In this session we will share accomplishments, lessons learned, and obstacles that remain for regions that have participated in the 25 Cities, Zero: 2016, and Mayor’s Challenge initiatives.  The approaches that have been taken are varied with some deciding to build out their Coordinated Assessment and Housing Placement (CAHP) system directly in HMIS and others choosing to build their coordinated assessment system outside of HMIS.  The approaches taken for prioritizing clients for limited housing resources also vary.  Chronic homeless status, VI-SPDAT scores, frequency of shelter utilization, and medical vulnerability are all factors that can come into play when deciding which client should be next in line for housing.  Housing placement is made stronger and more likely with increased participation and support from Federal partners such as HUD and the VA.  We will explain how the CAHP system in Boston was structured to allow for VA participation, discuss the work being done to prioritize and match veterans and the chronically homeless to housing, and cover the development of the pilot CAHP pilot project in the seven-county Denver metropolitan area. The presentation will conclude with a conversation about the work that remains ahead if regions are to be successful in meeting their aggressive goals of ending veteran and chronic homelessness.

Adopting the HUD Point in Time Mobile App to Assist with Regional Counts

Presented at: NHSDC Conference Arlington, VA

Presented on: 10/10/2013

The annual point in time (PIT) homeless census is an instrumental effort conducted for the purpose of ascertaining the true scope of homelessness both locally and nationally.  Results from both the 2011 and 2012 census showed that 38% of all homeless were residing in unsheltered locations. Despite recent advances in technology most regions still rely on paper-based surveys and a manual process for tabulating their street counts.  In this session we will share the free “Point In Time Counting Tools” mobile app, discuss the rationale for such a tool, how it can benefit the interaction with clients, share results and user feedback from the beta tests, and provide guidance on how the app can be integrated within regional data collection and reporting processes.

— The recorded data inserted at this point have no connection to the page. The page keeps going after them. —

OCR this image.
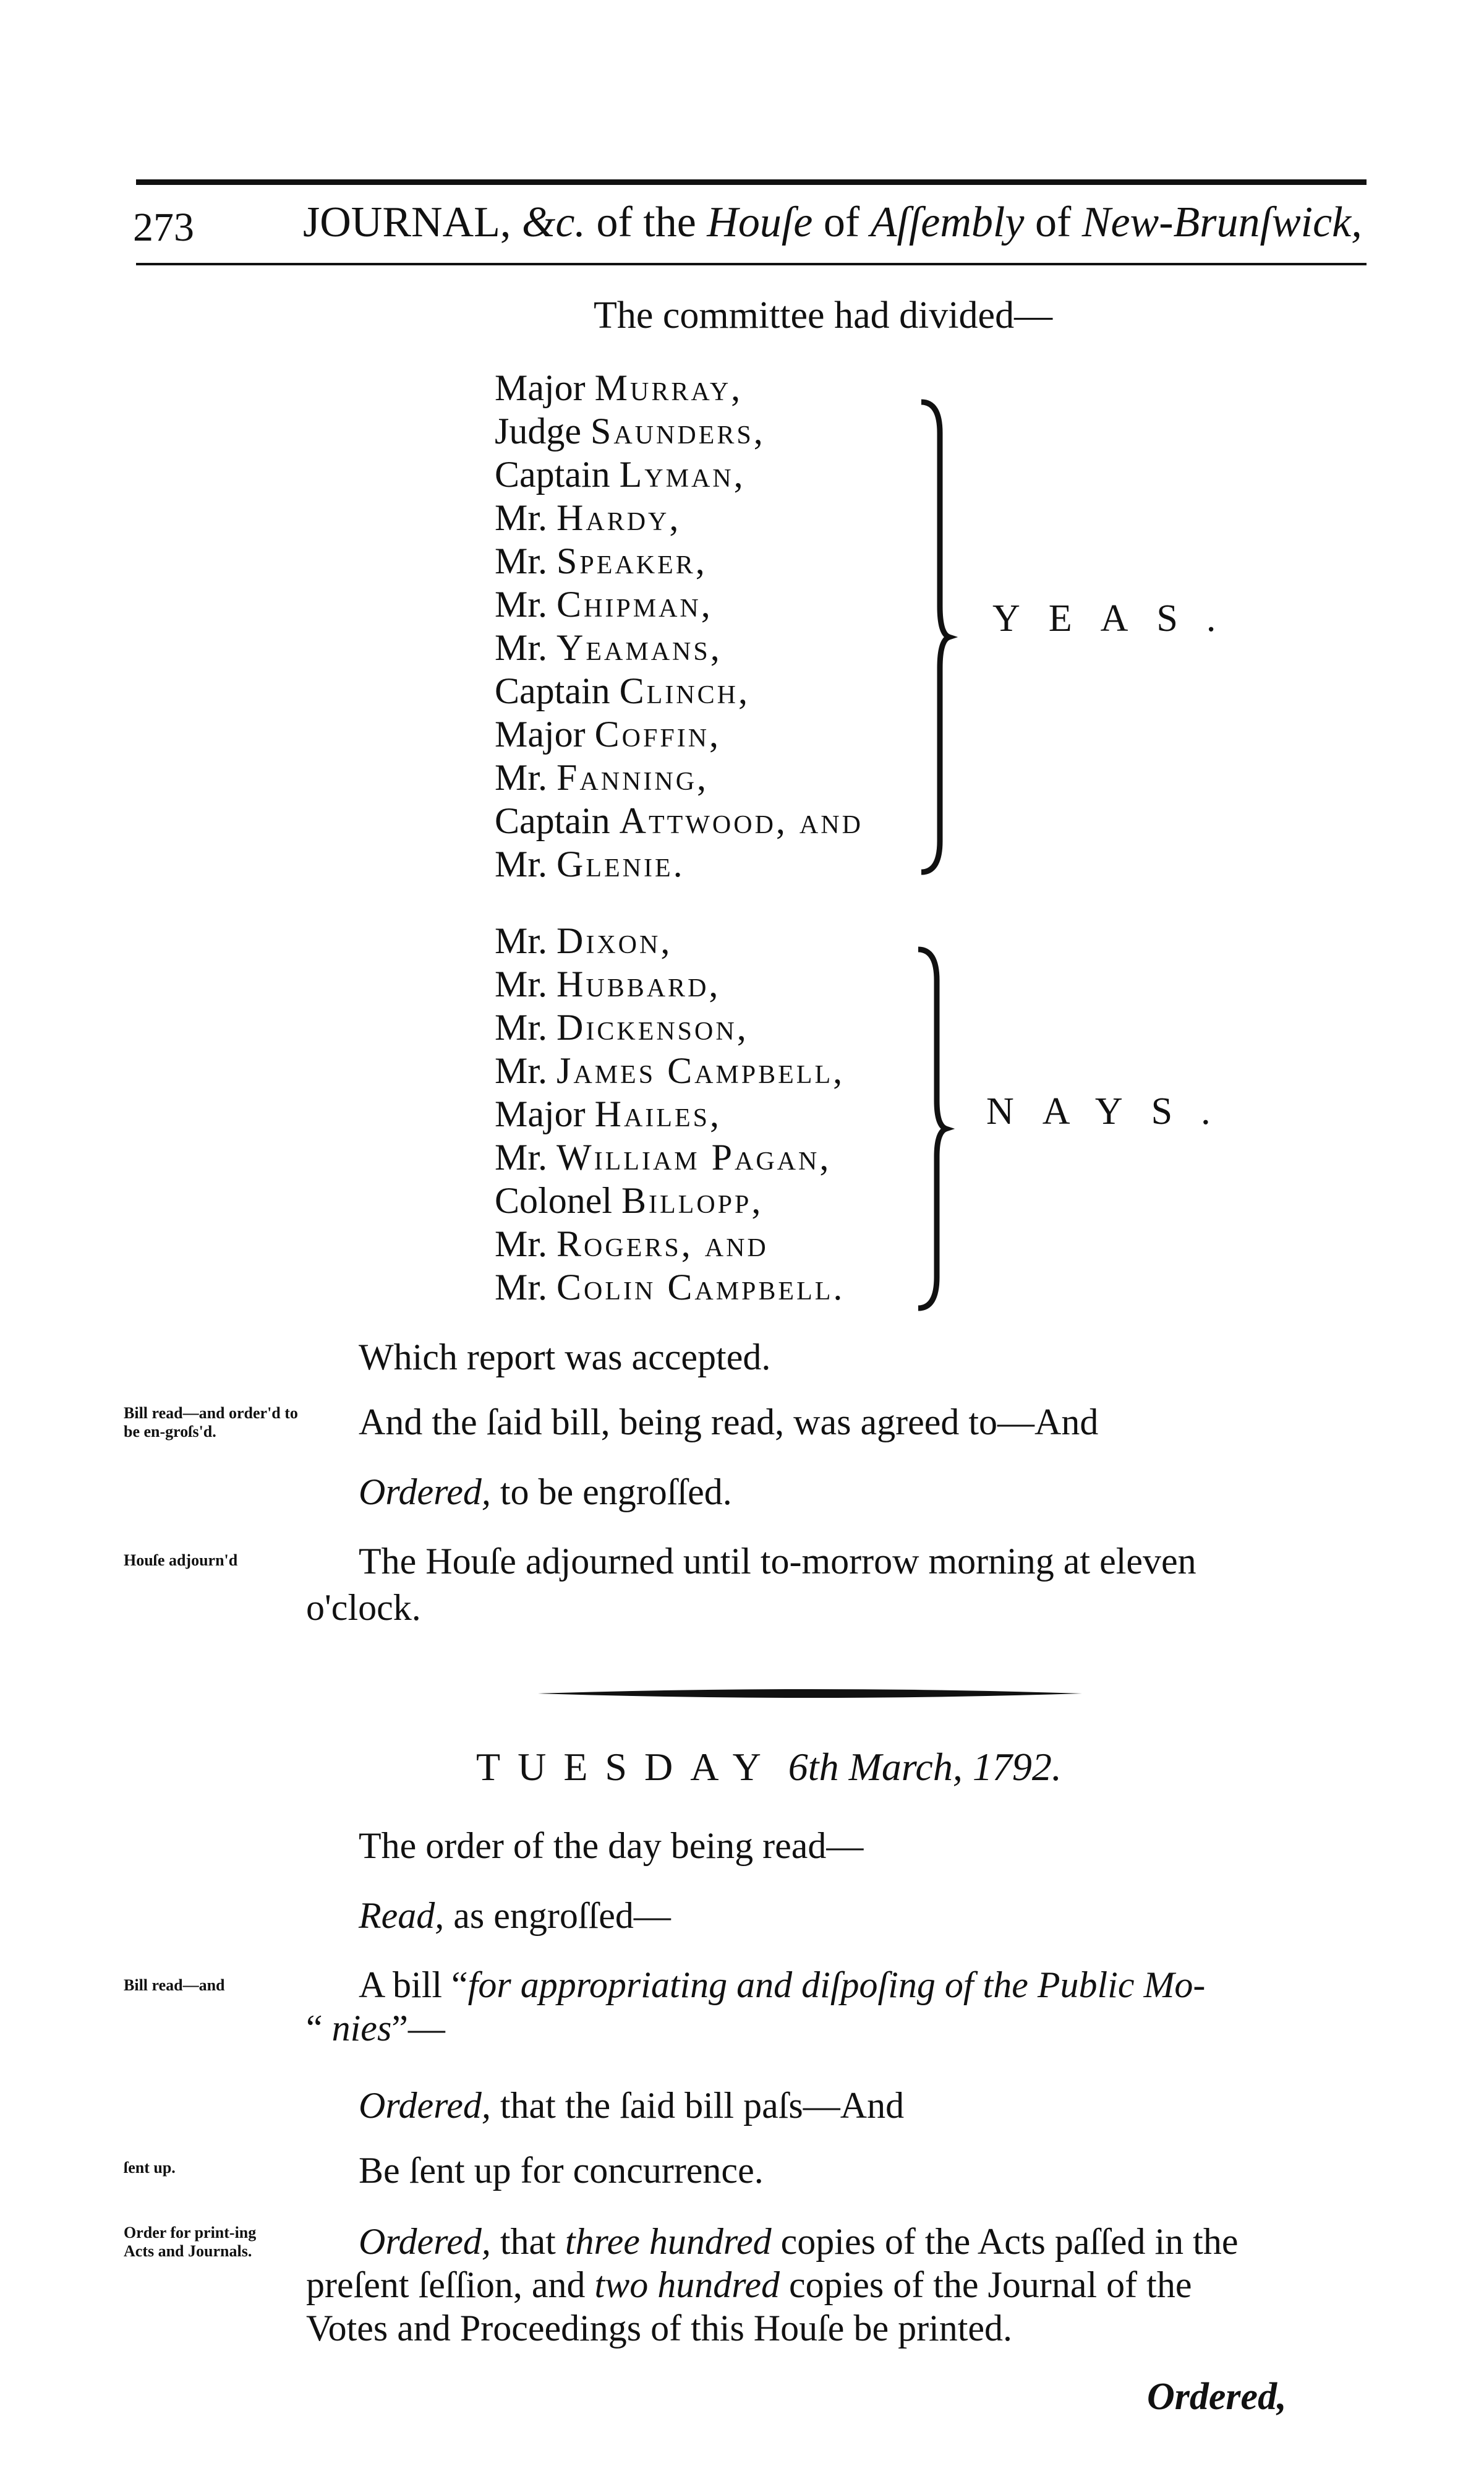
273	JOURNAL, &c. of the Houſe of Aſſembly of New-Brunſwick,
The committee had divided—
Major Murray,
Judge Saunders,
Captain Lyman,
Mr. Hardy,
Mr. Speaker,
Mr. Chipman,
Mr. Yeamans,
Captain Clinch,
Major Coffin,
Mr. Fanning,
Captain Attwood, and
Mr. Glenie.
YEAS.
Mr. Dixon,
Mr. Hubbard,
Mr. Dickenson,
Mr. James Campbell,
Major Hailes,
Mr. William Pagan,
Colonel Billopp,
Mr. Rogers, and
Mr. Colin Campbell.
NAYS.
Which report was accepted.
Bill read—and order'd to be en-groſs'd.	And the ſaid bill, being read, was agreed to—And
Ordered, to be engroſſed.
Houſe adjourn'd	The Houſe adjourned until to-morrow morning at eleven
o'clock.
TUESDAY 6th March, 1792.
The order of the day being read—
Read, as engroſſed—
Bill read—and	A bill “for appropriating and diſpoſing of the Public Mo-
“ nies”—
Ordered, that the ſaid bill paſs—And
ſent up.	Be ſent up for concurrence.
Order for print-ing Acts and Journals.	Ordered, that three hundred copies of the Acts paſſed in the
preſent ſeſſion, and two hundred copies of the Journal of the
Votes and Proceedings of this Houſe be printed.
Ordered,
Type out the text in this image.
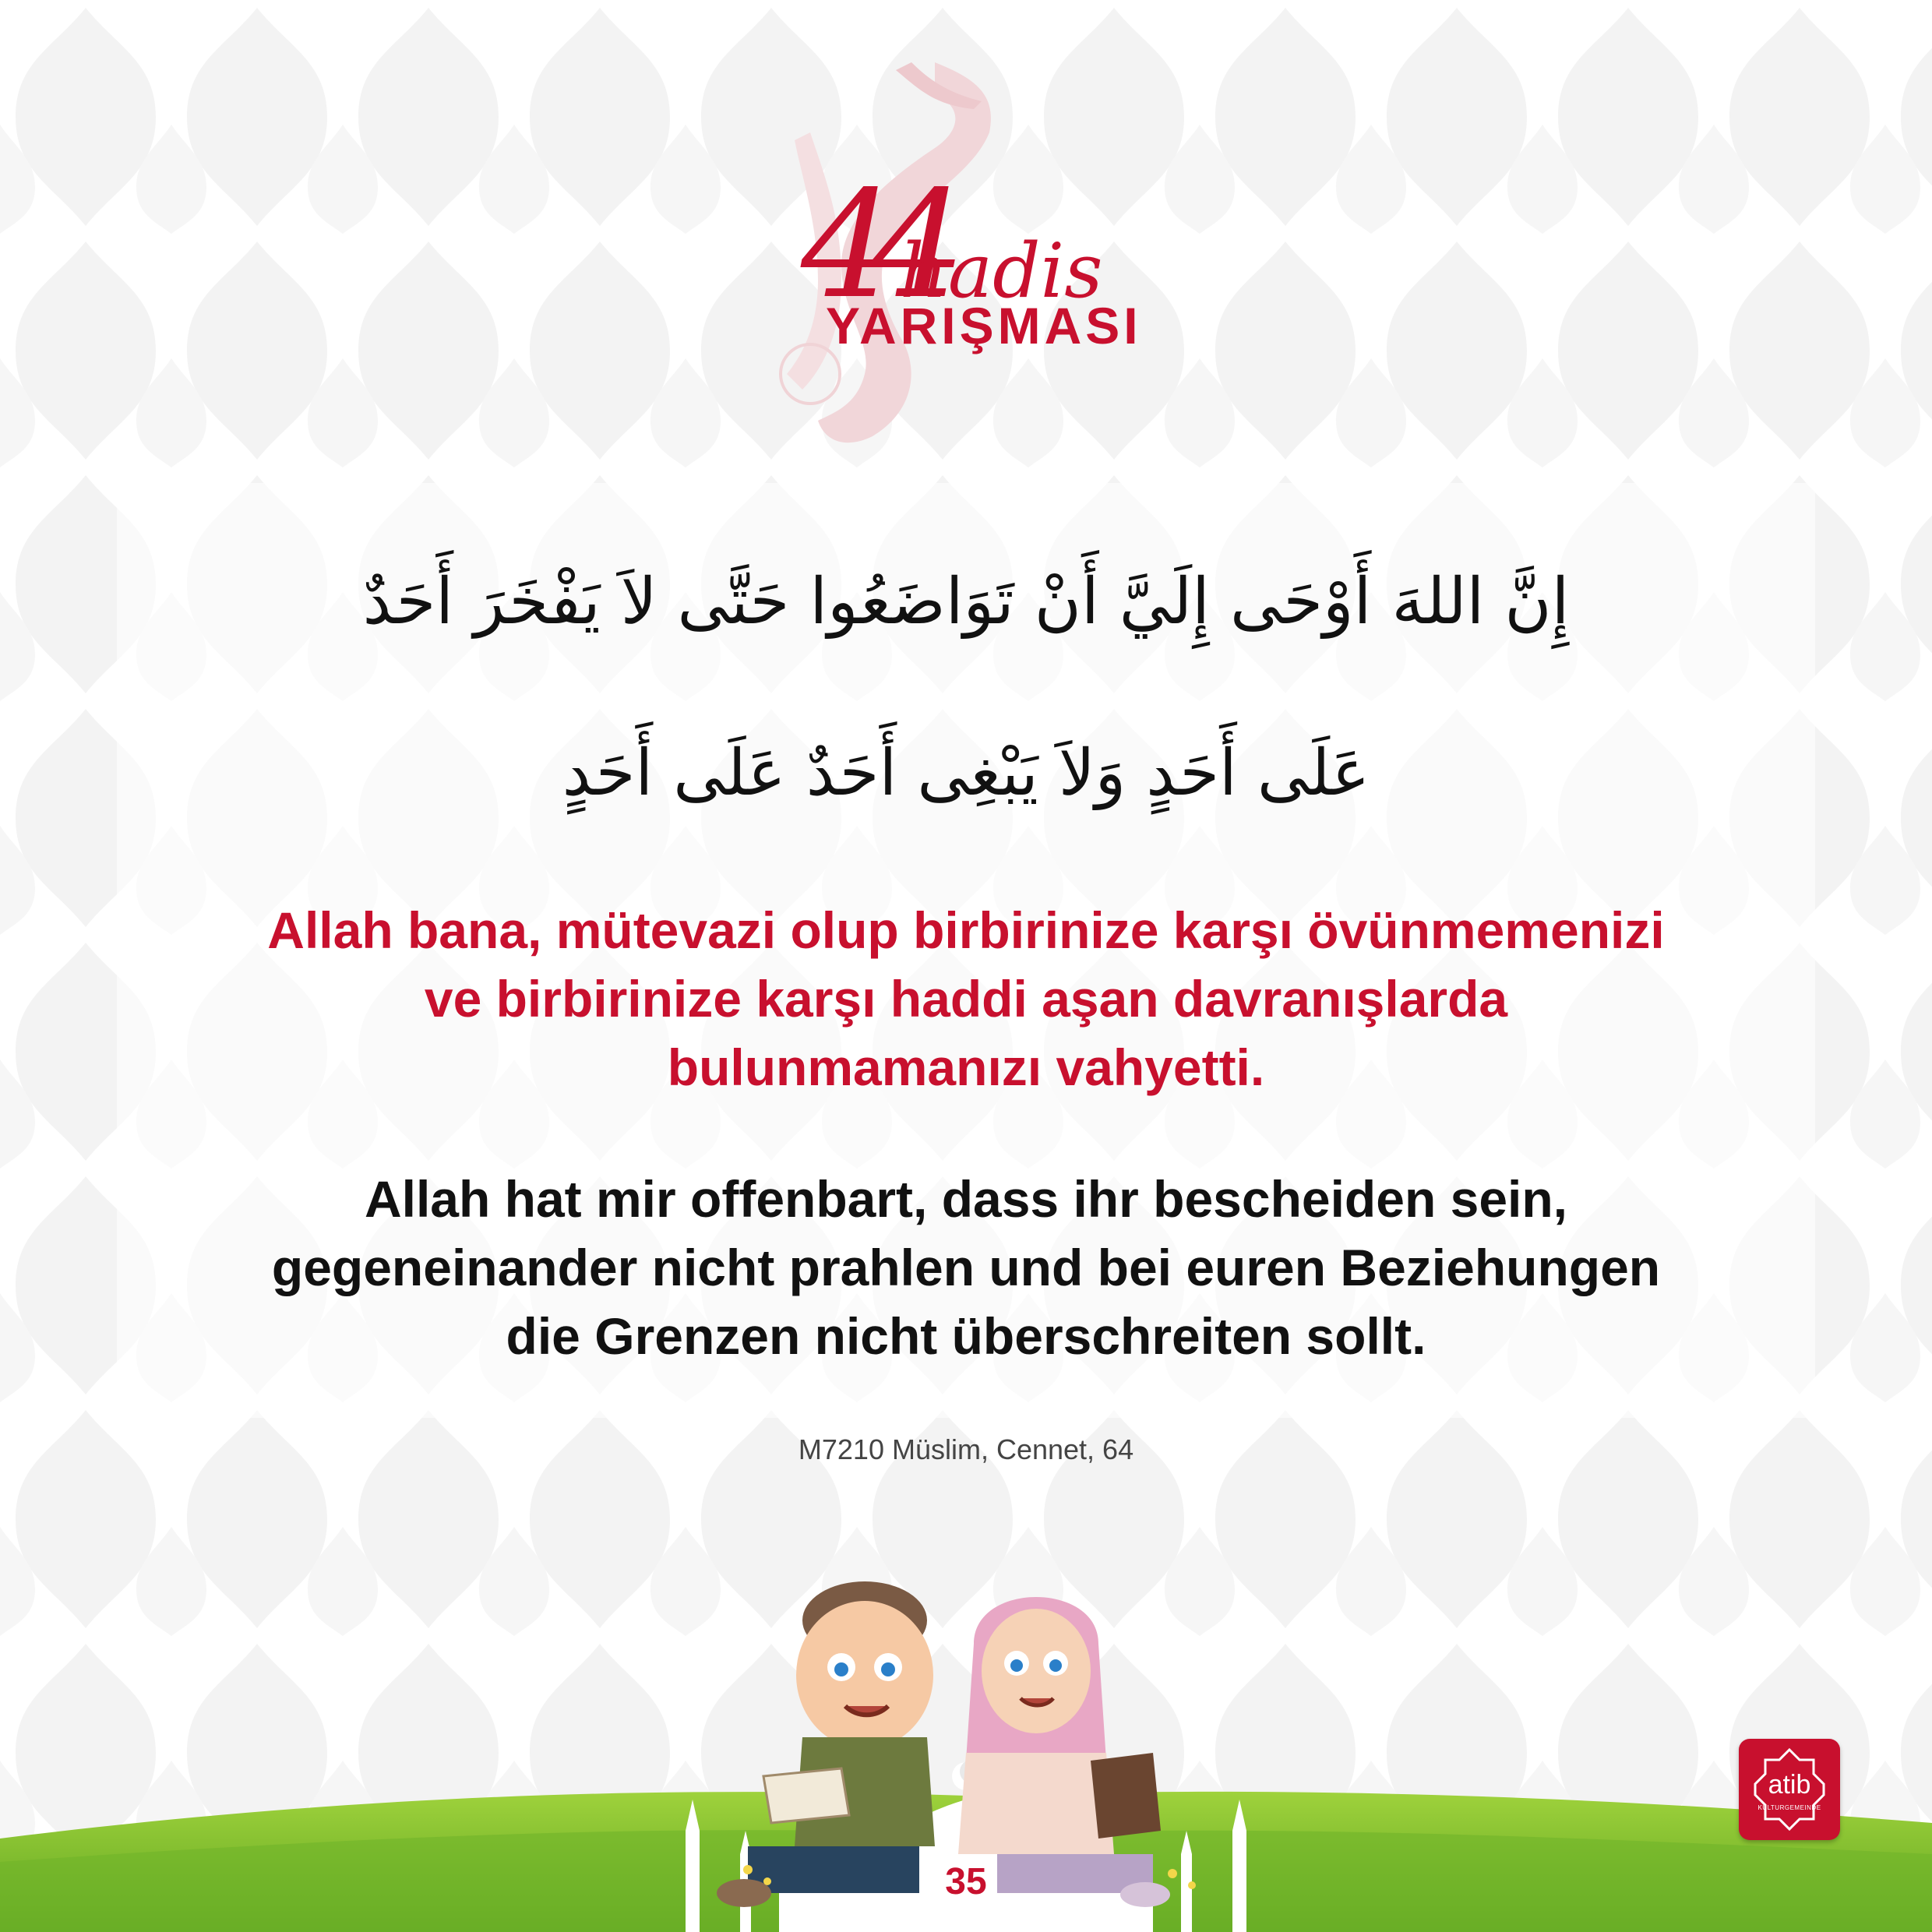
44
hadis
YARIŞMASI
إِنَّ اللهَ أَوْحَى إِلَيَّ أَنْ تَوَاضَعُوا حَتَّى لاَ يَفْخَرَ أَحَدٌ
عَلَى أَحَدٍ وَلاَ يَبْغِى أَحَدٌ عَلَى أَحَدٍ
Allah bana, mütevazi olup birbirinize karşı övünmemenizi
ve birbirinize karşı haddi aşan davranışlarda
bulunmamanızı vahyetti.
Allah hat mir offenbart, dass ihr bescheiden sein,
gegeneinander nicht prahlen und bei euren Beziehungen
die Grenzen nicht überschreiten sollt.
M7210 Müslim, Cennet, 64
35
atib
KULTURGEMEINDE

Rethinking the Traditional Reporting Model

Presented at: NHSDC Conference Seattle

Presented on: 04/26/2013

Reporting As A Service (RAAS) is an alternative to the traditional vendor-centric approach. RAAS allows for one set of reporting tools to be developed, tested, and maintained for all to share rather than to have each vendor attempt to perform the process on their own. RAAS can be accomplished via the traditional data warehousing approach, whereby the data is sent to the reporting platform, or can be conducted using the Distributed Reporting Model (DRM) where the tools are sent to wherever the data resides. In this session, the presenter will share examples of how these two approaches have been put into effective use and how, when used in concert with other innovative technologies, they are helping to deliver a heightened level of understanding, accountability, and transparency to the work of ending homelessness. 

Tools and Techniques for Ensuring an Accurate HMIS Implementation

Presented at: National Human Services Data Consortium (NHSDC)

Presented on: 10/12/2012

In this session we reviewed the process for ensuring an HMIS is compliant with published regulations by sharing with attendees HUD endorsed tools that are being used to validate both of the HUD data exchange formats, the HUD APR, the HPRP APR, and the QPR. Tools to ascertain whether or not the data being reported over is of sound quality will be shown and will be followed with a discussion on remediation strategies. The review process will be followed by an overview of Service Level Agreements (SLAs) which will highlight key details that any good SLA should cover.